In the business world, training data loosely refers to any data that will be used to develop and evaluate AI solutions. Typically, training data is fed into a machine learning (ML) algorithm. The algorithm then learns the underlying patterns in the data so that it can make decisions on similar patterns.
For example, in order to build a machine-learned spam classifier similar to that in Gmail, ML algorithms need a source of data to learn from. This data would contain examples of spam and legitimate emails.
|Label (correct answers)|
|You owe me 10,000 USD…||Spam|
|Dear, this FREE weight loss program…||Spam|
|Hi James, How about tonight at 7 pm?||Not Spam|
|Mom, could I drop by today when dad is back?||Not Spam|
Using this data, an ML algorithm can then learn what makes an email “spammy” and what makes it “legitimate”. Are there specific words that indicate spam? Email addresses? What about IP addresses? Through this learning process, the next time the “learned” machine learning model sees a brand new spam email, it will know how to categorize it.
Different types of machine learning algorithms demand different types of training data. Some class of algorithms known as supervised learning algorithms, require the correct answers (also known as labels). The spam detection problem that you just saw requires the labels.

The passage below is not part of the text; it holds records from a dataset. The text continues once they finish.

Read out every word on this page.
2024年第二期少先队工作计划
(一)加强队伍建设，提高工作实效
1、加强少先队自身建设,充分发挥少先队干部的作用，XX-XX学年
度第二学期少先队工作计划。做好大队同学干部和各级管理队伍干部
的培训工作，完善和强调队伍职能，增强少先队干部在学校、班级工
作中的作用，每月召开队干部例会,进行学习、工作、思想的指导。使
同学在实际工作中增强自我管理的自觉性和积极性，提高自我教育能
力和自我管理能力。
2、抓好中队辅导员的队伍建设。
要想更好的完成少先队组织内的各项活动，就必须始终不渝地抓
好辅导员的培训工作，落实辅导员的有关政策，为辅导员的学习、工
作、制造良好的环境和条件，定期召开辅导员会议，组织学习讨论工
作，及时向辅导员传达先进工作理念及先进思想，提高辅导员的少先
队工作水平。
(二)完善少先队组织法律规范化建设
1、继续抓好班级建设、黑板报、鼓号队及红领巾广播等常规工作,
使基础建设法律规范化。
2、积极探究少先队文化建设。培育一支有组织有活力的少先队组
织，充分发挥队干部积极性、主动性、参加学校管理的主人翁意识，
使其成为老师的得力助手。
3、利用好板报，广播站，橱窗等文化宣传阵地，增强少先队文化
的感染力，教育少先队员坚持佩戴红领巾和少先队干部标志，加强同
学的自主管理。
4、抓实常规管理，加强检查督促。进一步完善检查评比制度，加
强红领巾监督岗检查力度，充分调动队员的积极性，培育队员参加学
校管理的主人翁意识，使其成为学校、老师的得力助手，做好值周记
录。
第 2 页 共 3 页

Some algorithms that fall under unsupervised learning algorithms don’t need those answers, they just need large amounts of data to automatically discover those patterns. For example, automatically grouping 5000 customer support tickets into logical subgroups.
A big challenge that companies face is getting the right type of training data for AI development. They often find that the data that they need is not stored or the data that is stored lacks specificity. This is why for enterprise adoption of AI, it’s always good to start with a data strategy.
How much training data do I need?
For machine learning problems, the amount of training data that you’ll need would depend on two key factors:
- The complexity of the problem
- The algorithm in consideration
Let’s say you’re solving a complex fraud detection problem, where you’d have to look at a hundred different variables to decide if a transaction is fraudulent or not. This is a complex problem. Even for a human, this problem can be quite challenging. This is a good indicator, that you’d need lots of examples (training data) to cover all the different patterns that can be considered fraudulent or non-fraudulent.
Contrast this to a problem where the task is to assign any given news article to one of two categories—sports or other. Other here means anything outside of sports. This is a straightforward problem for a human and can be straightforward for a machine. So at this complexity, you can expect to require much less data.
When it comes to algorithms, if you employ deep learning algorithms, with very complex architectures, instead of classical machine learning models, then you could be using hundreds upon thousands of examples to teach the network what to do. Classical machine learning algorithms typically demand much less data.
Do I need data if I use rules-based AI?
If you’re looking to use a rules-based AI that doesn’t depend on learning algorithms, data is still needed—even if the rules themselves are automatically or semi-automatically created. But perhaps not to the levels that supervised machine learning algorithms demand. You’d need data to:
- Analyze and learn more about the problem you’re looking to solve
- Use some of the data as “seeds” to trigger the automatic creation of rules
- Rigorously evaluate the quality of the rules-based system